Mohit Bansal - Multimodal Generative LLMs: Unification, Interpretability, Evaluation


In this talk, I will present our journey of large-scale multimodal pretrained (generative) models across various modalities (text, images, videos, audio, layouts, etc.) and enhancing important aspects such as unification, efficiency, interpretability, and evaluation. We will start by discussing early cross-modal vision-and-language pretraining models (LXMERT). We will then look at early unified models (VL-T5) to combine several multimodal tasks (such as visual QA, referring expression comprehension, visual entailment, visual commonsense reasoning, captioning, and multimodal translation) by treating all tasks as text generation. We will also look at recent advanced unified models (with joint objectives and architecture, as well as newer unified modalities during encoding and decoding) such as textless video-audio transformers (TVLT), vision-text-layout transformers for universal document processing (UDOP), and composable any-to-any text-audio-image-video multimodal generation (CoDi). Second, we will discuss interpretable and controllable multimodal generation (to improve faithfulness) via LLM-based planning and programming, such as layout-controllable image generation via visual programming (VPGen), consistent multi-scene video generation via LLM-guided planning (VideoDirectorGPT), and open-domain, open-platform diagram generation (DiagrammerGPT). I will conclude with important faithfulness and bias evaluation aspects of multimodal generation models, based on fine-grained skill and social bias evaluation (DALL-Eval), as well as interpretable and explainable visual programs (VPEval).

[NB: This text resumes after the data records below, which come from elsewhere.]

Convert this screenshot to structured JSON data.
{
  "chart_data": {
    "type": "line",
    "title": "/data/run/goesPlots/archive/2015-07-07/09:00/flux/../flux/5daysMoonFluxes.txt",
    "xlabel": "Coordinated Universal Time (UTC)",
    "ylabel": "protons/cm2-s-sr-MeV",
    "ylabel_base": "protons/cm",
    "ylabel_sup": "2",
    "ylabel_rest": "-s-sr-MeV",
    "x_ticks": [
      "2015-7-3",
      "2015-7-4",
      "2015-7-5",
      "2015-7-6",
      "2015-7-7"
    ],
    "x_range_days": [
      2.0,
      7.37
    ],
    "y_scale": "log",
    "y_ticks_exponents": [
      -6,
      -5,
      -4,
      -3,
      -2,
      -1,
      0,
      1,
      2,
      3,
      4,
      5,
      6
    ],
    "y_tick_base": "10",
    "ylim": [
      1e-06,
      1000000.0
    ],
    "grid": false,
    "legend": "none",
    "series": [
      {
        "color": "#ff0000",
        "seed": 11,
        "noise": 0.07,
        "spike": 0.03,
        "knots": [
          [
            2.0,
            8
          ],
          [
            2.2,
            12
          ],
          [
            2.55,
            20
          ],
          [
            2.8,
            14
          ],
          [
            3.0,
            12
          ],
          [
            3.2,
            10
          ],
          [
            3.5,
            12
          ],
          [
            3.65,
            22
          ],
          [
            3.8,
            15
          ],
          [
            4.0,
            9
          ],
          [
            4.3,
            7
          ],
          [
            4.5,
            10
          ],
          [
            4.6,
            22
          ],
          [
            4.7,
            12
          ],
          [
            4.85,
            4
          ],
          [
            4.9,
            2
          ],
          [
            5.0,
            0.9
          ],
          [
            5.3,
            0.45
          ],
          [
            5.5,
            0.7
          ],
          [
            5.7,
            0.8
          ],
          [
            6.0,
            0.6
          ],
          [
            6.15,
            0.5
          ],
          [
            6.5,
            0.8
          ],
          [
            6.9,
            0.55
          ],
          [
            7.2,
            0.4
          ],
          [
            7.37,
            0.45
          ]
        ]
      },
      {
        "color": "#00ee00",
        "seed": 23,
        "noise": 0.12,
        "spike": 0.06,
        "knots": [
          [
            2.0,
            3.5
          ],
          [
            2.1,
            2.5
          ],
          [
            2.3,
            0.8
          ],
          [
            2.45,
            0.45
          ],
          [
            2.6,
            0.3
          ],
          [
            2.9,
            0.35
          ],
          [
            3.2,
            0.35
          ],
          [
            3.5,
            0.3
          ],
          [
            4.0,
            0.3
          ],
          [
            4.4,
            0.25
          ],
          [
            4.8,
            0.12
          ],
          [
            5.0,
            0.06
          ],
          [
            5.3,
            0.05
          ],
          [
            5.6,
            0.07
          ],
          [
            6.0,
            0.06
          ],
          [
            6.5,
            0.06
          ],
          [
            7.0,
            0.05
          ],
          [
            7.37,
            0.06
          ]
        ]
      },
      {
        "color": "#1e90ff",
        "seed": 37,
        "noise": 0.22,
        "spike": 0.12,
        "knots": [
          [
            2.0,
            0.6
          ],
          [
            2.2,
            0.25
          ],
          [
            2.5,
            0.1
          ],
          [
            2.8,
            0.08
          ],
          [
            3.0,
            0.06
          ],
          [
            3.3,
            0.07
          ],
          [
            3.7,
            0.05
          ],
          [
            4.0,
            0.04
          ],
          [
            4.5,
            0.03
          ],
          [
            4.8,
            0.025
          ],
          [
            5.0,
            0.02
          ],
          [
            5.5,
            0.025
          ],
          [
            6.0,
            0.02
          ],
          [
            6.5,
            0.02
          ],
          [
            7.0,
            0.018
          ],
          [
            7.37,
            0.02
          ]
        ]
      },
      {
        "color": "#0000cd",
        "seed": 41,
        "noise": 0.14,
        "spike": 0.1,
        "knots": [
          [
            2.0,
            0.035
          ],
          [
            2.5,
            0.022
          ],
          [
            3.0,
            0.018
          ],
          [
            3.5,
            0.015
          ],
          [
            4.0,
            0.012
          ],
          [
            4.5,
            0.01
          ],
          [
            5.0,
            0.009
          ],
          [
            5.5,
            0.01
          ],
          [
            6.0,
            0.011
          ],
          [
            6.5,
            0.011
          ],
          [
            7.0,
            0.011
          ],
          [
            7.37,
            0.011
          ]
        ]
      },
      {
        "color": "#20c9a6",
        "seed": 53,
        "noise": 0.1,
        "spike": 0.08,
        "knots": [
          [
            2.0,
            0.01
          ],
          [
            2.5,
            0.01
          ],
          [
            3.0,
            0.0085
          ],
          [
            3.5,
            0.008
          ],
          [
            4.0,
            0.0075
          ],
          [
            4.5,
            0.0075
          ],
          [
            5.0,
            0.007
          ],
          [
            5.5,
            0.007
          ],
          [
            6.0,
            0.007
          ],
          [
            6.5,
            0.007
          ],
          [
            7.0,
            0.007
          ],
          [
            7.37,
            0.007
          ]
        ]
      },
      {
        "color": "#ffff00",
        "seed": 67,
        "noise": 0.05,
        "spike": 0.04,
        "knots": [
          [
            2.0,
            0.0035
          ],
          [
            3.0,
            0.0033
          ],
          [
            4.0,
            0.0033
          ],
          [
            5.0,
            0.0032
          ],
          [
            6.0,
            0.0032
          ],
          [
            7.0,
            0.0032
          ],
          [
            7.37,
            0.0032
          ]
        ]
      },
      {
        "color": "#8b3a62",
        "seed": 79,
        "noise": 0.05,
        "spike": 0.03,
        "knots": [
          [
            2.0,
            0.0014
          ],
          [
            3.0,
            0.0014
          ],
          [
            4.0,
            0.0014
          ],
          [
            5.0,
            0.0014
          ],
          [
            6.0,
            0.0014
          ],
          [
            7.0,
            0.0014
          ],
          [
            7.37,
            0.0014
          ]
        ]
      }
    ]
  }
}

Dr. Mohit Bansal is the John R. & Louise S. Parker Professor and the Director of the MURGe-Lab (UNC-NLP Group) in the Computer Science department at UNC Chapel Hill. He received his PhD from UC Berkeley in 2013 and his BTech from IIT Kanpur in 2008. His research expertise is in natural language processing and multimodal machine learning, with a particular focus on multimodal generative models, grounded and embodied semantics, faithful language generation, and interpretable and generalizable deep learning. He is a recipient of IIT Kanpur Young Alumnus Award, DARPA Director's Fellowship, NSF CAREER Award, Google Focused Research Award, Microsoft Investigator Fellowship, Army Young Investigator Award (YIP), DARPA Young Faculty Award (YFA), and outstanding paper awards at ACL, CVPR, EACL, COLING, and CoNLL. He has been a keynote speaker for the AACL 2023, CoNLL 2023, and INLG 2022 conferences. His service includes ACL Executive Committee, ACM Doctoral Dissertation Award Committee, CoNLL Program Co-Chair, ACL Americas Sponsorship Co-Chair, and Associate/Action Editor for TACL, CL, IEEE/ACM TASLP, and CSL journals.